# Object to lose weight

## Homework Statement

How far above the earth must an object be in order to lose 30% of its weight?

## Homework Equations

ma=Gm(Mearth)/r^2
a=v^2/r
v=2pir/T

## The Attempt at a Solution

I think the 30% lost weight would be the same as the earth's weight losing 30%. Therefore, I can put Mearth=(0.30)(6x10^24)

We have to solve for r to find the radius and then subtract it from the radius of the earth to find where this object is.

So rearranging the equation we get:
4pi^2r^3/T^2=0.30GMearth/r^2, where T=1 day and needs to be converted to seconds.

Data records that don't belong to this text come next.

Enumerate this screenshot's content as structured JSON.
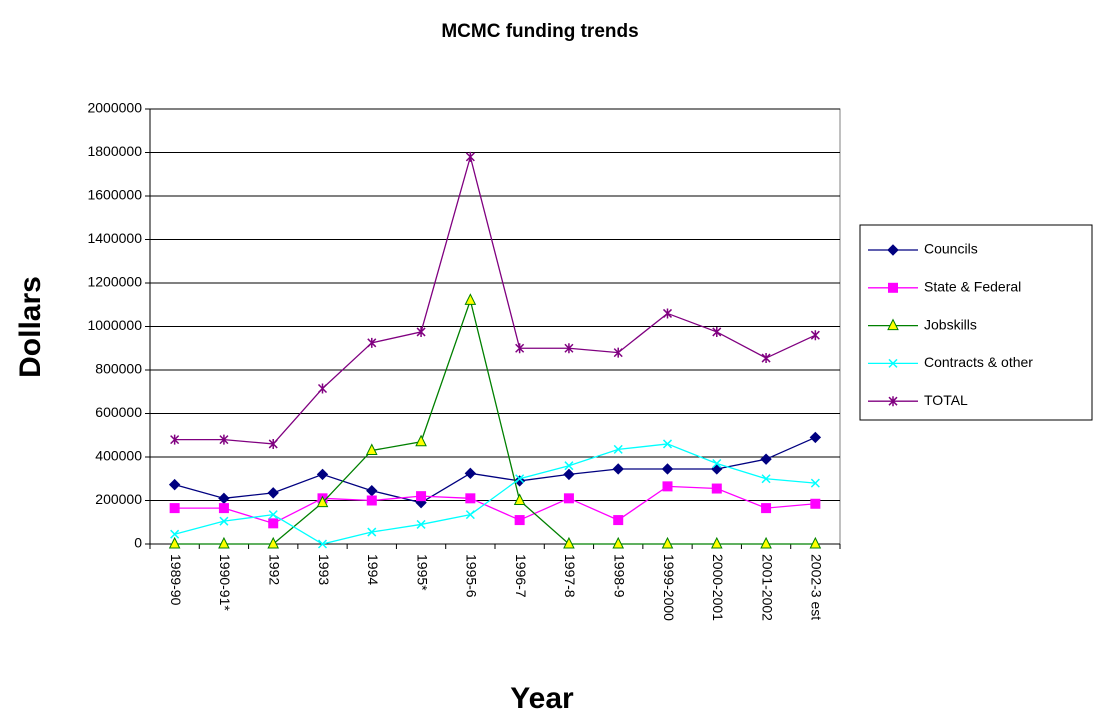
{
  "chart_data": {
    "type": "line",
    "title": "MCMC funding trends",
    "y_label": "Dollars",
    "x_label": "Year",
    "categories": [
      "1989-90",
      "1990-91*",
      "1992",
      "1993",
      "1994",
      "1995*",
      "1995-6",
      "1996-7",
      "1997-8",
      "1998-9",
      "1999-2000",
      "2000-2001",
      "2001-2002",
      "2002-3 est"
    ],
    "series": [
      {
        "name": "Councils",
        "color": "#000080",
        "marker": "diamond",
        "marker_fill": "#000080",
        "values": [
          273000,
          210000,
          235000,
          320000,
          245000,
          190000,
          325000,
          290000,
          320000,
          345000,
          345000,
          345000,
          390000,
          490000
        ]
      },
      {
        "name": "State & Federal",
        "color": "#ff00ff",
        "marker": "square",
        "marker_fill": "#ff00ff",
        "values": [
          165000,
          165000,
          95000,
          210000,
          200000,
          220000,
          210000,
          110000,
          210000,
          110000,
          265000,
          255000,
          165000,
          185000
        ]
      },
      {
        "name": "Jobskills",
        "color": "#008000",
        "marker": "triangle",
        "marker_fill": "#ffff00",
        "values": [
          0,
          0,
          0,
          190000,
          430000,
          470000,
          1120000,
          200000,
          0,
          0,
          0,
          0,
          0,
          0
        ]
      },
      {
        "name": "Contracts & other",
        "color": "#00ffff",
        "marker": "x",
        "marker_fill": "#00ffff",
        "values": [
          45000,
          105000,
          135000,
          0,
          55000,
          90000,
          135000,
          300000,
          360000,
          435000,
          460000,
          370000,
          300000,
          280000
        ]
      },
      {
        "name": "TOTAL",
        "color": "#800080",
        "marker": "star",
        "marker_fill": "#800080",
        "values": [
          480000,
          480000,
          460000,
          715000,
          925000,
          975000,
          1780000,
          900000,
          900000,
          880000,
          1060000,
          975000,
          855000,
          960000
        ]
      }
    ],
    "ylim": [
      0,
      2000000
    ],
    "yticks": [
      0,
      200000,
      400000,
      600000,
      800000,
      1000000,
      1200000,
      1400000,
      1600000,
      1800000,
      2000000
    ],
    "grid": true,
    "legend": "right"
  }
}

Finally, we rearrange to solve for r and get:
r=0.30GMearth/4pi^2

berkeman
Mentor

## Homework Statement

How far above the earth must an object be in order to lose 30% of its weight?

## Homework Equations

ma=Gm(Mearth)/r^2
a=v^2/r
v=2pir/T

## The Attempt at a Solution

I think the 30% lost weight would be the same as the earth's weight losing 30%. Therefore, I can put Mearth=(0.30)(6x10^24)

We have to solve for r to find the radius and then subtract it from the radius of the earth to find where this object is.

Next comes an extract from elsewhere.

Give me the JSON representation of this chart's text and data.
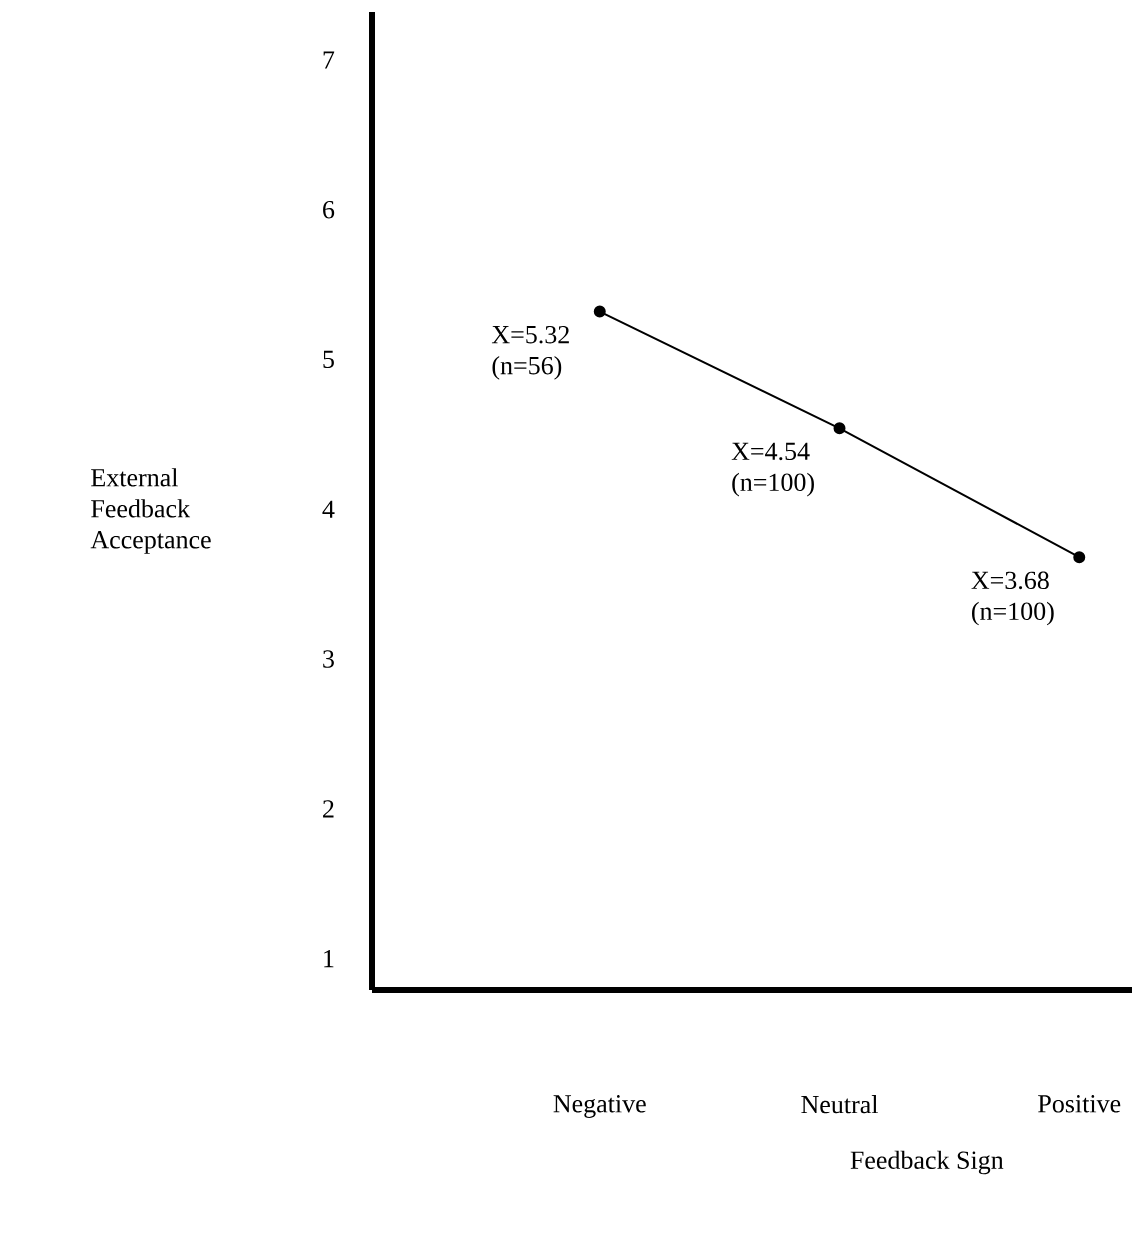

So rearranging the equation we get:
4pi^2r^3/T^2=0.30GMearth/r^2, where T=1 day and needs to be converted to seconds.

Finally, we rearrange to solve for r and get:
r=0.30GMearth/4pi^2

Time has no place in this calculation.

Don't try to think of it in terms of reducing the mass of the Earth. That's not good intuition.

Use the main equation you list, and calculate the radius that's larger than the Earth's radius that results in the listed decrease in *force*.